国際結婚
夫はフランス人だ。国際結婚ていうやつだ。国際結婚をしていると周りにも同じような人が集まるし、TVや雑誌を見てもバイレイシャル(世間一般でいうハーフ)のタレントやモデルもいるし、なんかもう珍しいことではないのかなと感じてしまうこともあるが、やはり一般的な反応は「へ〜、国際結婚?フランス人?すご〜い。どこで知り合ったの〜?フランス語できる?」みたいな感じだろうか。
国際結婚は大変だ、と思われるかもしれない。確かに簡単ではない。国籍が違うことで、日本人同士の結婚とは手続きで異なる部分もあるし(相手の国側にも届けだすとか)、もちろん言葉が異なるし、社会文化背景も異なる。そんな2人がなんの因果か出会い、恋に落ち、大いなる勘違いをして一生を過ごそうと考えてしまったのだ。日々過ごす現実は決して夢物語では終わらない。

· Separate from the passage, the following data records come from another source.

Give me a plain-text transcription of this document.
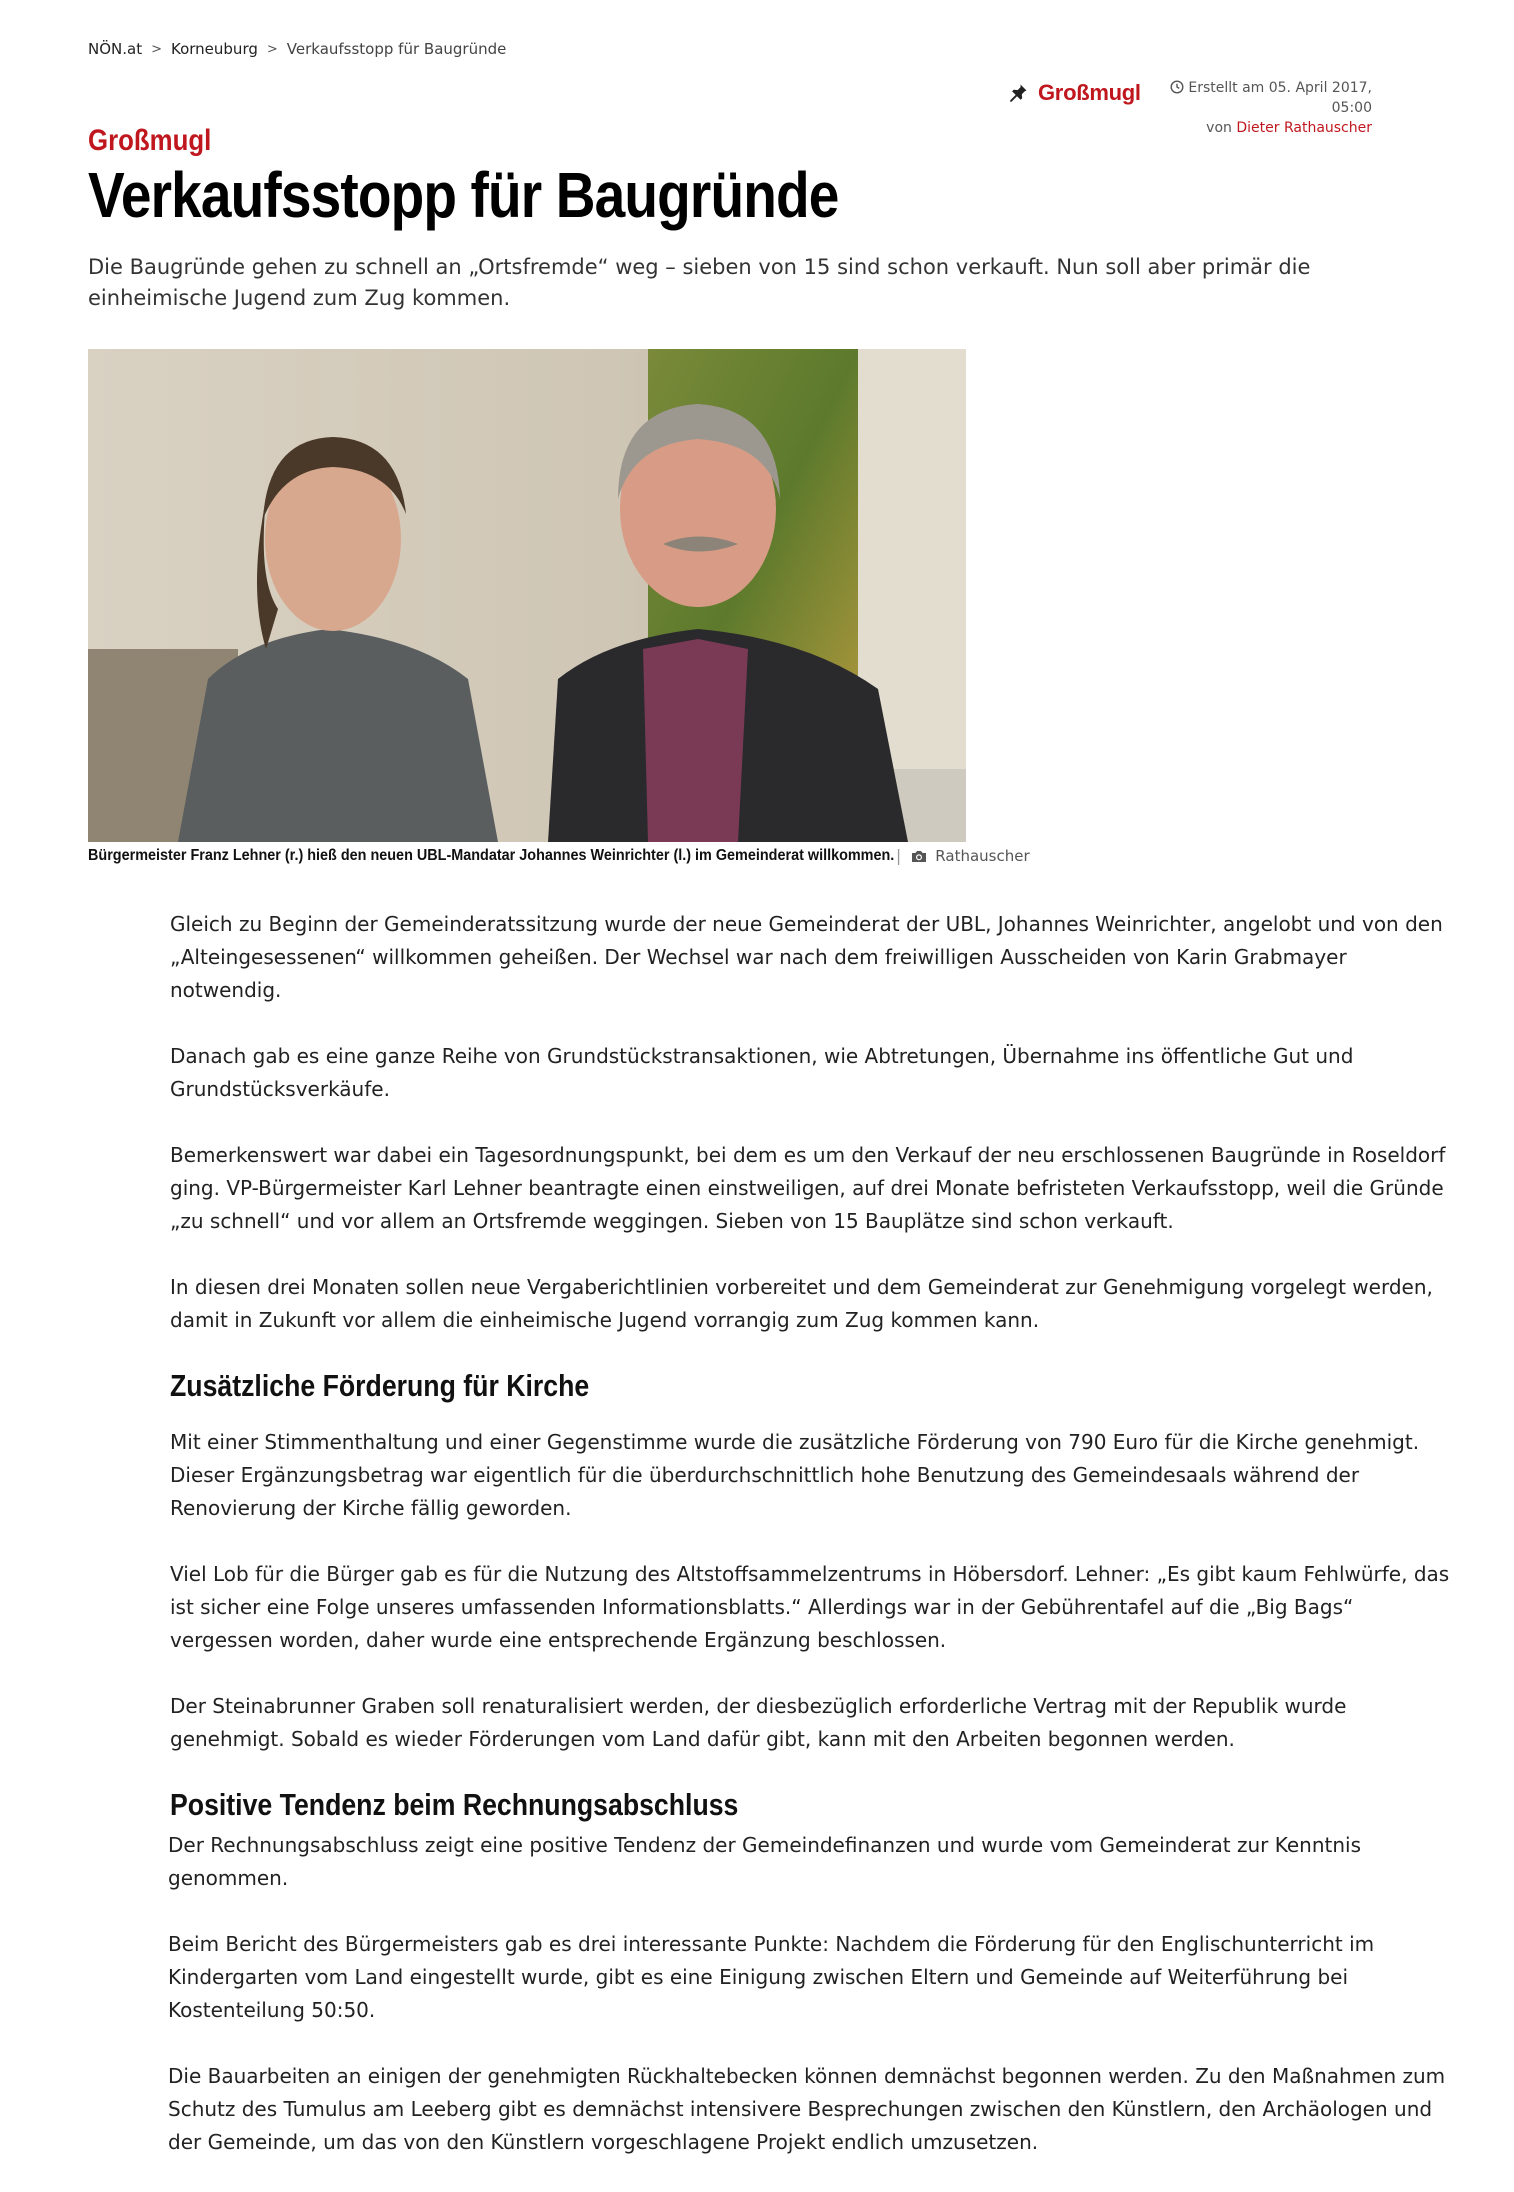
NÖN.at > Korneuburg > Verkaufsstopp für Baugründe
Großmugl	Erstellt am 05. April 2017, 05:00
von Dieter Rathauscher
Großmugl
Verkaufsstopp für Baugründe

Die Baugründe gehen zu schnell an „Ortsfremde“ weg – sieben von 15 sind schon verkauft. Nun soll aber primär die einheimische Jugend zum Zug kommen.

Bürgermeister Franz Lehner (r.) hieß den neuen UBL-Mandatar Johannes Weinrichter (l.) im Gemeinderat willkommen. | Rathauscher

Gleich zu Beginn der Gemeinderatssitzung wurde der neue Gemeinderat der UBL, Johannes Weinrichter, angelobt und von den „Alteingesessenen“ willkommen geheißen. Der Wechsel war nach dem freiwilligen Ausscheiden von Karin Grabmayer notwendig.

Danach gab es eine ganze Reihe von Grundstückstransaktionen, wie Abtretungen, Übernahme ins öffentliche Gut und Grundstücksverkäufe.

Bemerkenswert war dabei ein Tagesordnungspunkt, bei dem es um den Verkauf der neu erschlossenen Baugründe in Roseldorf ging. VP-Bürgermeister Karl Lehner beantragte einen einstweiligen, auf drei Monate befristeten Verkaufsstopp, weil die Gründe „zu schnell“ und vor allem an Ortsfremde weggingen. Sieben von 15 Bauplätze sind schon verkauft.

In diesen drei Monaten sollen neue Vergaberichtlinien vorbereitet und dem Gemeinderat zur Genehmigung vorgelegt werden, damit in Zukunft vor allem die einheimische Jugend vorrangig zum Zug kommen kann.

Zusätzliche Förderung für Kirche

Mit einer Stimmenthaltung und einer Gegenstimme wurde die zusätzliche Förderung von 790 Euro für die Kirche genehmigt. Dieser Ergänzungsbetrag war eigentlich für die überdurchschnittlich hohe Benutzung des Gemeindesaals während der Renovierung der Kirche fällig geworden.

Viel Lob für die Bürger gab es für die Nutzung des Altstoffsammelzentrums in Höbersdorf. Lehner: „Es gibt kaum Fehlwürfe, das ist sicher eine Folge unseres umfassenden Informationsblatts.“ Allerdings war in der Gebührentafel auf die „Big Bags“ vergessen worden, daher wurde eine entsprechende Ergänzung beschlossen.

Der Steinabrunner Graben soll renaturalisiert werden, der diesbezüglich erforderliche Vertrag mit der Republik wurde genehmigt. Sobald es wieder Förderungen vom Land dafür gibt, kann mit den Arbeiten begonnen werden.

Positive Tendenz beim Rechnungsabschluss

Der Rechnungsabschluss zeigt eine positive Tendenz der Gemeindefinanzen und wurde vom Gemeinderat zur Kenntnis genommen.

Beim Bericht des Bürgermeisters gab es drei interessante Punkte: Nachdem die Förderung für den Englischunterricht im Kindergarten vom Land eingestellt wurde, gibt es eine Einigung zwischen Eltern und Gemeinde auf Weiterführung bei Kostenteilung 50:50.

Die Bauarbeiten an einigen der genehmigten Rückhaltebecken können demnächst begonnen werden. Zu den Maßnahmen zum Schutz des Tumulus am Leeberg gibt es demnächst intensivere Besprechungen zwischen den Künstlern, den Archäologen und der Gemeinde, um das von den Künstlern vorgeschlagene Projekt endlich umzusetzen.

でも、結婚てそんなもんじゃないかなと思う。結婚だけではない。人間関係って勘違いと誤解の繰り返しで、その絡まった糸をほぐしていく作業だ。国際結婚にはもしかしたらもう少し負荷がかかっているのかもしれないが、日本人同士も異なる家庭環境からやってくるのだから、たいして変わらないと思う。私たちはふつう相手の考えを100%理解することはできない。漫画の吹き出しのように、相手の気持ちが文字化されて見えたりはしない。相手の言葉、表情、声音、ジェスチャー、温度、そういったものを理解しようと努力することによってでしか、相手を理解する手立てがない。そこには大いなる勘違いは存在するだろう。その勘違いがプラスに働くことも、マイナスに働くこともあるかもしれない。それでも私たちは相手を理解しようとする努力、相手に理解してもらおうとする努力をやめない。やめたら、その人間関係は崩れてしまうから。
フランス人の夫はミステリーだ。きっと夫も私について同じことを思っているだろう。ミステリーはわくわくするものだけでなく、知らなければよかったものもあるし、恐ろしい類のものもあるが、私たちは未だ知らない相手を理解しようと努力しあっているようだ。